Tickwork keeps track of time using a datastore. This is compatible with ActiveSupport::Cache::Store
so should be compatible with most cache stores out there. It is important the cache be distributed (so not ActiveSupport::Cache::Store
). AWS_Tickwork contains an example of an ActiveRecord
implementation.
Note that clockwork allowed schedules to be dynamically set via the database. This functionality does not exist in Tickwork.
This was originally built with the idea of using Cloudwatch Events to power time. An implementation doing that is here: AWS_Tickwork. Another option would be Heroku Scheduler. I'm sure there are many more options out there.
Create tick.rb:
require 'tickwork'
module Tickwork
configure do |config|
# See DataStore below
config[:data_store] = MyDataStore
end
handler do |job|
puts "Running #{job}"
end
# handler receives the time when job is prepared to run in the 2nd argument
# handler do |job, time|
# puts "Running #{job}, at #{time}"
# end
every(10.seconds, 'frequent.job')
every(3.minutes, 'less.frequent.job')
every(1.hour, 'hourly.job')
every(1.day, 'midnight.job', :at => '00:00')
end
Note, this needs to be global to access the config whenever you run Tickwork. If you're on rails, this should be an initializer.

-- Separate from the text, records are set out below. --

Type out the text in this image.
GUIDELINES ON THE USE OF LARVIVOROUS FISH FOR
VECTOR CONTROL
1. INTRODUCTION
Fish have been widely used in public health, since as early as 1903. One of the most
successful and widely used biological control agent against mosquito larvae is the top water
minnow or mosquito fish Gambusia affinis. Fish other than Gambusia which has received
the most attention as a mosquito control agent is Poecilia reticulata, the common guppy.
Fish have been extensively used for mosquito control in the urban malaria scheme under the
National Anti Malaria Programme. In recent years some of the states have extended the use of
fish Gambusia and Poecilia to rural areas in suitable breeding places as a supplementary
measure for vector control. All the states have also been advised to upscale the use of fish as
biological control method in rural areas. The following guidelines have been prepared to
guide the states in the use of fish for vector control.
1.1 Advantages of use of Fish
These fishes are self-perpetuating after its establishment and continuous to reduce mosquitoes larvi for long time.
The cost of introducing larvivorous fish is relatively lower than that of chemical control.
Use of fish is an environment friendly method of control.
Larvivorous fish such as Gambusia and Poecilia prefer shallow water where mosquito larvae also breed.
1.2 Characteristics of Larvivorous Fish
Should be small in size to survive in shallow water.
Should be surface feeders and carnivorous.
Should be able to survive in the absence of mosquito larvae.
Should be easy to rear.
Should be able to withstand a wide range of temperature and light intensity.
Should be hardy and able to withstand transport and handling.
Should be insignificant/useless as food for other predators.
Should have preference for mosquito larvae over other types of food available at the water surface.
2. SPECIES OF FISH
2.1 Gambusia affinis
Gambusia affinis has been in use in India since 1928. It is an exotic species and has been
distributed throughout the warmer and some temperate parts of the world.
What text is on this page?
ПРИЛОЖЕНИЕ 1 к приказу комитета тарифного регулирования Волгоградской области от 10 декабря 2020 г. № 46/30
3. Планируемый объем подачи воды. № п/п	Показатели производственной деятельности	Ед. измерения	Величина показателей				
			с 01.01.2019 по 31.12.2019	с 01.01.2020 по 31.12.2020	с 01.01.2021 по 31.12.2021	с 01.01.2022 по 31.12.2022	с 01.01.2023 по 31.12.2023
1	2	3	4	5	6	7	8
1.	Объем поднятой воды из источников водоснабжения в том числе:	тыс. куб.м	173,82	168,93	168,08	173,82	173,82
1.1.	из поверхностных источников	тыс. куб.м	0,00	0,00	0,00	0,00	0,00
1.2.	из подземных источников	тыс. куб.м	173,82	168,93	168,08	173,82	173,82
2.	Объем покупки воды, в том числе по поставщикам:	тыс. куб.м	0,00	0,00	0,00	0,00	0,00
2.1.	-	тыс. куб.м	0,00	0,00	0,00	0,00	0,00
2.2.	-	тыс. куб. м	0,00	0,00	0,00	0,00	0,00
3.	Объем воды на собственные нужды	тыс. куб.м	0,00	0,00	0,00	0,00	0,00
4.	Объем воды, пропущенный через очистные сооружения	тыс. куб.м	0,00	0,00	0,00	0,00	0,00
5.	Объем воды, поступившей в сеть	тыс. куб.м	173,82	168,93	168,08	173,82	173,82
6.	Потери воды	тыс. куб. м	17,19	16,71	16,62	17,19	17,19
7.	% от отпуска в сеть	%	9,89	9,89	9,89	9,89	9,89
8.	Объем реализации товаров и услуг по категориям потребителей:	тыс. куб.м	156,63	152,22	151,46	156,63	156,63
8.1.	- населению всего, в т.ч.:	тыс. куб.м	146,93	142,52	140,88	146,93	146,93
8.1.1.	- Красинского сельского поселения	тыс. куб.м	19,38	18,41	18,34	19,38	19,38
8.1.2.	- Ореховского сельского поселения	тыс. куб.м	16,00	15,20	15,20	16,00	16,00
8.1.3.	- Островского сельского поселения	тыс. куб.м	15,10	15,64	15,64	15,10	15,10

If you need to load your entire environment for your jobs, simply add:
require './config/boot'
require './config/environment'
under the require 'tickwork'
declaration.
Then, somewhere else in your app, you need to regularly call Tickwork.run
.
The clock process only makes sense as a place to schedule work to be done, not to do the work. It avoids locking by running as a single process, but this makes it impossible to parallelize. For doing the work, you should be using a job queueing system, such as Delayed Job, Beanstalk/Stalker, RabbitMQ/Minion, Resque, or Sidekiq. This design allows a simple clock process with no locks, but also offers near infinite horizontal scalability.
For example, if you're using Beanstalk/Stalker:
require 'stalker'
module Tickwork
handler { |job| Stalker.enqueue(job) }
every(1.hour, 'feeds.refresh')
every(1.day, 'reminders.send', :at => '01:30')
end
Using a queueing system which doesn't require that your full application be loaded is preferable, because the clock process can keep a tiny memory footprint. If you're using DJ or Resque, however, you can go ahead and load your full application enviroment, and use per-event blocks to call DJ or Resque enqueue methods. For example, with DJ/Rails:
require 'config/boot'
require 'config/environment'
every(1.hour, 'feeds.refresh') { Feed.send_later(:refresh) }
every(1.day, 'reminders.send', :at => '01:30') { Reminder.send_later(:send_reminders) }
:at
parameter specifies when to trigger the event:
HH:MM
H:MM
**:MM
HH:**
(Mon|mon|Monday|monday) HH:MM
The simplest example:
every(1.day, 'reminders.send', :at => '01:30')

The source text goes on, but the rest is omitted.